If there is no BestEffort class pod, these pods are killed before Guaranteed class pods when they reached their limit.
3.BestEffort
3.a. How to make a Pod as BestEffort
Pod is labeled as “BestEffort” class when pod has no memory or cpu request or limit definition.
Because of there is no limit definition, pods that are marked as BestEffort can only get memory or cpu that node has.
When there is no limit or request value, qosClass is BestEffort as below:
apiVersion: v1
kind: Pod
metadata:
name: static-web
labels:
role: myrole
spec:
containers:
- name: web
image: nginx
qosClass: BestEffort
3.b. How Kubernetes Scheduler Manages BestEffort Pods
BestEffort pods are not guaranteed to be managed on to nodes that have enough resources for them. They are able to use any amount of free resources on the node. This can be at times lead to resource issues with other pods.
These classes of pods are lowest prior and will be killed first if system has no memory.
Evictions
4.a. How are Guaranteed, Burstable and BestEffort Pods Evicted by the Kubelet?
Pod evictions are initiated by the Kubelet when the node starts running low on compute resources. These evictions are meant to reclaim resources to avoid a system out of memory (OOM) event. DevOps can specify thresholds for resources which when breached trigger pod evictions by the Kubelet.
The QoS class of a pod does affect the order in which it is chosen for eviction by the Kubelet. Kubelet first evicts BestEffort and Burstable pods using resources above requests. The order of eviction depends on the priority assigned to each pod and the amount of resources being consumed above request.
Guaranteed and Burstable pods not exceeding resource requests are evicted next based on which ones have the lowest priority.
Both Guaranteed and Burstable pods whose resource usage is lower than the requested amount are never evicted because of the resource usage of another pod. They might, however, be evicted if system daemons start using more resources than reserved. In this case, Guaranteed and Burstable pods with the lowest priority are evicted first.
When responding to DiskPressure node condition, the Kubelet first evicts BestEffort pods followed by Burstable pods.

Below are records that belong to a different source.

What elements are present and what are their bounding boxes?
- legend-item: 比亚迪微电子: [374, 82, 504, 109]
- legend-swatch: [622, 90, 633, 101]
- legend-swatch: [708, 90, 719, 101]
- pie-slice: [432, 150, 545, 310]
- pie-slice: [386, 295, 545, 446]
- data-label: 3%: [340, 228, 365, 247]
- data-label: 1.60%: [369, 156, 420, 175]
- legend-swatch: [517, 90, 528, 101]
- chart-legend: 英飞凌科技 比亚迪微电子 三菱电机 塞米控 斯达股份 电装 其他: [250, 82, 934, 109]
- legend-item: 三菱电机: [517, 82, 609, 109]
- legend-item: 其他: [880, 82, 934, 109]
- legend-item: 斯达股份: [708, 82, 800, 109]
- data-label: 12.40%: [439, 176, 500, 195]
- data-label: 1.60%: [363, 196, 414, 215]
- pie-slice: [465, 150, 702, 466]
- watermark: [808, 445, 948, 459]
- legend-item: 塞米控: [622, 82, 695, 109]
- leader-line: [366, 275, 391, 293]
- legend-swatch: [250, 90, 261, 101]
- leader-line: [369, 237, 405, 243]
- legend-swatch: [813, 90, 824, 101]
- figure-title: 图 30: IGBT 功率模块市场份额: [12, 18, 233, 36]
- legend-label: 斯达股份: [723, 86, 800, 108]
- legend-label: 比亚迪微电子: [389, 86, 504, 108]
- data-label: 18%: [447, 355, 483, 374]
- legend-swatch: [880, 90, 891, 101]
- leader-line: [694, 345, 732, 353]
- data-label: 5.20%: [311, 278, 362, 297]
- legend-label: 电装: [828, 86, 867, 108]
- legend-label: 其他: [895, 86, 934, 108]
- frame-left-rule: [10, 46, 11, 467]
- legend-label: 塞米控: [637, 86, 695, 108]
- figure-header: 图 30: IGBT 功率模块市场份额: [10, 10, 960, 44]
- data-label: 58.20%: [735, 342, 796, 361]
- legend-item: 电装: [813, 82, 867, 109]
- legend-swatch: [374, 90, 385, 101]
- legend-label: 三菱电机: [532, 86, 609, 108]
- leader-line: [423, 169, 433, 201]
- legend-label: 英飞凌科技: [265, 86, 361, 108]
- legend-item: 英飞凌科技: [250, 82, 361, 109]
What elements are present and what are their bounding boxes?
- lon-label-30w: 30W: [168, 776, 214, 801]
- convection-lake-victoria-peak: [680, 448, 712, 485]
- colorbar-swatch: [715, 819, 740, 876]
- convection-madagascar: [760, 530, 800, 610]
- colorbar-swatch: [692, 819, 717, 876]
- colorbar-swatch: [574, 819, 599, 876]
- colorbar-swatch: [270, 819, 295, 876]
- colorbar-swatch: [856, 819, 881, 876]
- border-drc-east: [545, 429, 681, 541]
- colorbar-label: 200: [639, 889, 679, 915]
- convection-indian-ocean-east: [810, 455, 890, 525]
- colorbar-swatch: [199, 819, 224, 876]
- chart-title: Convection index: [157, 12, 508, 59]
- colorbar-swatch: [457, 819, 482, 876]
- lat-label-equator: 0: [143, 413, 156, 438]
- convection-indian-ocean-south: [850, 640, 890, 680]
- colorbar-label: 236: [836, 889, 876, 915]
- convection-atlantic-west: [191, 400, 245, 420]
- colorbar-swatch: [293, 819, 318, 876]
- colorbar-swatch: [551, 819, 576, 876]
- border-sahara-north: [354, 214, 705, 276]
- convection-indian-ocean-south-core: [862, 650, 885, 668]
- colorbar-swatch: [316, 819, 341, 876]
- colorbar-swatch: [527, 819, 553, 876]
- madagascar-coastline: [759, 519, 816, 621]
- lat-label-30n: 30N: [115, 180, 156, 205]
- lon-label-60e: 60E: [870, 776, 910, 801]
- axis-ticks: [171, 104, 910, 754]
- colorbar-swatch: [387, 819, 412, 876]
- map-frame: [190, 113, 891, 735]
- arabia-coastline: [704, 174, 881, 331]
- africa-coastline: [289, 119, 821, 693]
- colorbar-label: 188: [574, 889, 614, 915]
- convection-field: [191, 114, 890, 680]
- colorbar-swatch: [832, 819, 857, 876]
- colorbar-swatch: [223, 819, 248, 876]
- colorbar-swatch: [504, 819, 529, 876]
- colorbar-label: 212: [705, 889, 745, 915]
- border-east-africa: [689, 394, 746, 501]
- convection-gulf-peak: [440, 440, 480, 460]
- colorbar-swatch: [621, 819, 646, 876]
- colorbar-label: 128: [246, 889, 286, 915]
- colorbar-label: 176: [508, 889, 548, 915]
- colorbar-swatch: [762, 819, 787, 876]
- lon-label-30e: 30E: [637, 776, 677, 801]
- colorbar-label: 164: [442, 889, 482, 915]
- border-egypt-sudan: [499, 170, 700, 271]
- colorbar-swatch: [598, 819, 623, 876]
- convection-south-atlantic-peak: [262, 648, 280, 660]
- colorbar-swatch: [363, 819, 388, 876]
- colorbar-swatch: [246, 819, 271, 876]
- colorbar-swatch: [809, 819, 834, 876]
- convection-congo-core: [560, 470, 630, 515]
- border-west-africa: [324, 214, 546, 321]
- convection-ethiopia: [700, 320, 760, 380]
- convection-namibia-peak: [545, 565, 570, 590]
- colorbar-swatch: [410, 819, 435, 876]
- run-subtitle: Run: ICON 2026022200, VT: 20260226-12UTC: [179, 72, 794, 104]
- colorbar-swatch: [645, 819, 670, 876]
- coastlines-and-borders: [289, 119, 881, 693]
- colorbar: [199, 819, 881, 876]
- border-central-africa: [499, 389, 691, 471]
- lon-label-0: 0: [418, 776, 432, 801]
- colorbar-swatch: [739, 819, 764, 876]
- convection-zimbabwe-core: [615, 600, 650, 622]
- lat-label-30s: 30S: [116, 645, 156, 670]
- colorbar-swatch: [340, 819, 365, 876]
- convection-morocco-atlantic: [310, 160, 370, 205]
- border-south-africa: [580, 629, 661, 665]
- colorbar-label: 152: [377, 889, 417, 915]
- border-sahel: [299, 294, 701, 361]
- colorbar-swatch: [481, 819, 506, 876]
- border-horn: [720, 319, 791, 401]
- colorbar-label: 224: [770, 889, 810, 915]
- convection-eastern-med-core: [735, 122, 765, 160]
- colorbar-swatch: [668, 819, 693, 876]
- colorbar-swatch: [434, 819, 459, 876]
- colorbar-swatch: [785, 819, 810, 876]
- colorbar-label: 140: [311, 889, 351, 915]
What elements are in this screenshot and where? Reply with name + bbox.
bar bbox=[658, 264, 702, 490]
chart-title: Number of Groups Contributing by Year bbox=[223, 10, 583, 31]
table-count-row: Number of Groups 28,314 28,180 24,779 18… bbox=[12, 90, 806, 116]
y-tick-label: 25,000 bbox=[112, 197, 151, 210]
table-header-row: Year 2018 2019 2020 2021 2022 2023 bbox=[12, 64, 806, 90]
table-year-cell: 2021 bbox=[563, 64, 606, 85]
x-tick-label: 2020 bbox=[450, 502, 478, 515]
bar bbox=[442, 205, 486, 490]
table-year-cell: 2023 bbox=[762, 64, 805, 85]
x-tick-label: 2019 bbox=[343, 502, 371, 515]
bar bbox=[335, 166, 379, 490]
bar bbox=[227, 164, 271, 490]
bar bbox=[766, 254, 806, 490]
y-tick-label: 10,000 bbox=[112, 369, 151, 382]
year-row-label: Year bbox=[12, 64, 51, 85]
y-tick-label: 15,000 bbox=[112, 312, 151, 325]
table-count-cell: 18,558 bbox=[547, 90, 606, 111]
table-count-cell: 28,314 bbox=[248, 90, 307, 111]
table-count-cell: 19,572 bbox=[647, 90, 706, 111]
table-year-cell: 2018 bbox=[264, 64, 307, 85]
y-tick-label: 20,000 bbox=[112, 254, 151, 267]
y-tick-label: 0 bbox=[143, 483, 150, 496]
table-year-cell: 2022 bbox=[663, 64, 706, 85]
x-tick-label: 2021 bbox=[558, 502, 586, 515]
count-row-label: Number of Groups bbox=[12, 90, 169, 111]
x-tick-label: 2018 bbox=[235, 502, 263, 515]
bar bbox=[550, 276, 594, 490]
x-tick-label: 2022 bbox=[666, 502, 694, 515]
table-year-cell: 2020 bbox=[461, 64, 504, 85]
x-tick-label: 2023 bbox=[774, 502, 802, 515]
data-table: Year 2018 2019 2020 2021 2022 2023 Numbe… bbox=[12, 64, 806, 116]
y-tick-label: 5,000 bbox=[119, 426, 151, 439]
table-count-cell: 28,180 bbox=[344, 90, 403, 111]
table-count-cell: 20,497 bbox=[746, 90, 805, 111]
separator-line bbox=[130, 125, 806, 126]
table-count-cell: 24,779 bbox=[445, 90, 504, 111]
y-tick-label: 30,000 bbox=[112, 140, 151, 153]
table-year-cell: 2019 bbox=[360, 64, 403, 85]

Only when there are no BestEffort or Burstable pods left are Guaranteed pods evicted.
4.b. What is the Node Out of Memory (OOM) Behaviour for Guaranteed, Burstable and BestEffort pods?
If the node runs out of memory before the Kubelet can reclaim it, the oom_killer kicks in to kill containers based on their oom_score. The oom_score is calculated by the oom_killer for each container and is based on the percentage of memory the container uses on the node as compared to what it requested plus the oom_score_adj score.
The oom_score_adj for each container is governed by the QoS class of the pod it belongs to. For a container inside a Guaranteed pod the oom_score_adj is “-998”, for a Burstable pod container it is “1000” and for a BestEffort pod container “min(max(2, 1000 - (1000 * memoryRequestBytes) / machineMemoryCapacityBytes), 999)”.
The oom_killer first terminates containers that belong to pods with the lowest QoS class and which most exceed the requested resources. This means that containers belonging to a pod with a better QoS class (like Guaranteed) have a lower probability of being killed than one’s with Burstable or BestEffort QoS class.
This, however, is not true of all cases. Since the oom_killer also considers memory usage vs request, a container with a better QoS class might have a higher oom_score because of excessive memory usage and thus might be killed first.
##Conclusion
Kubernetes scheduler schedules pods based on their QoS class values. QoS class of a pod is assigned by its resource limits and requests definitions of containers. These classes have impacts on the resource utilization of nodes. In order to utilize available resources efficiently, they must be considered.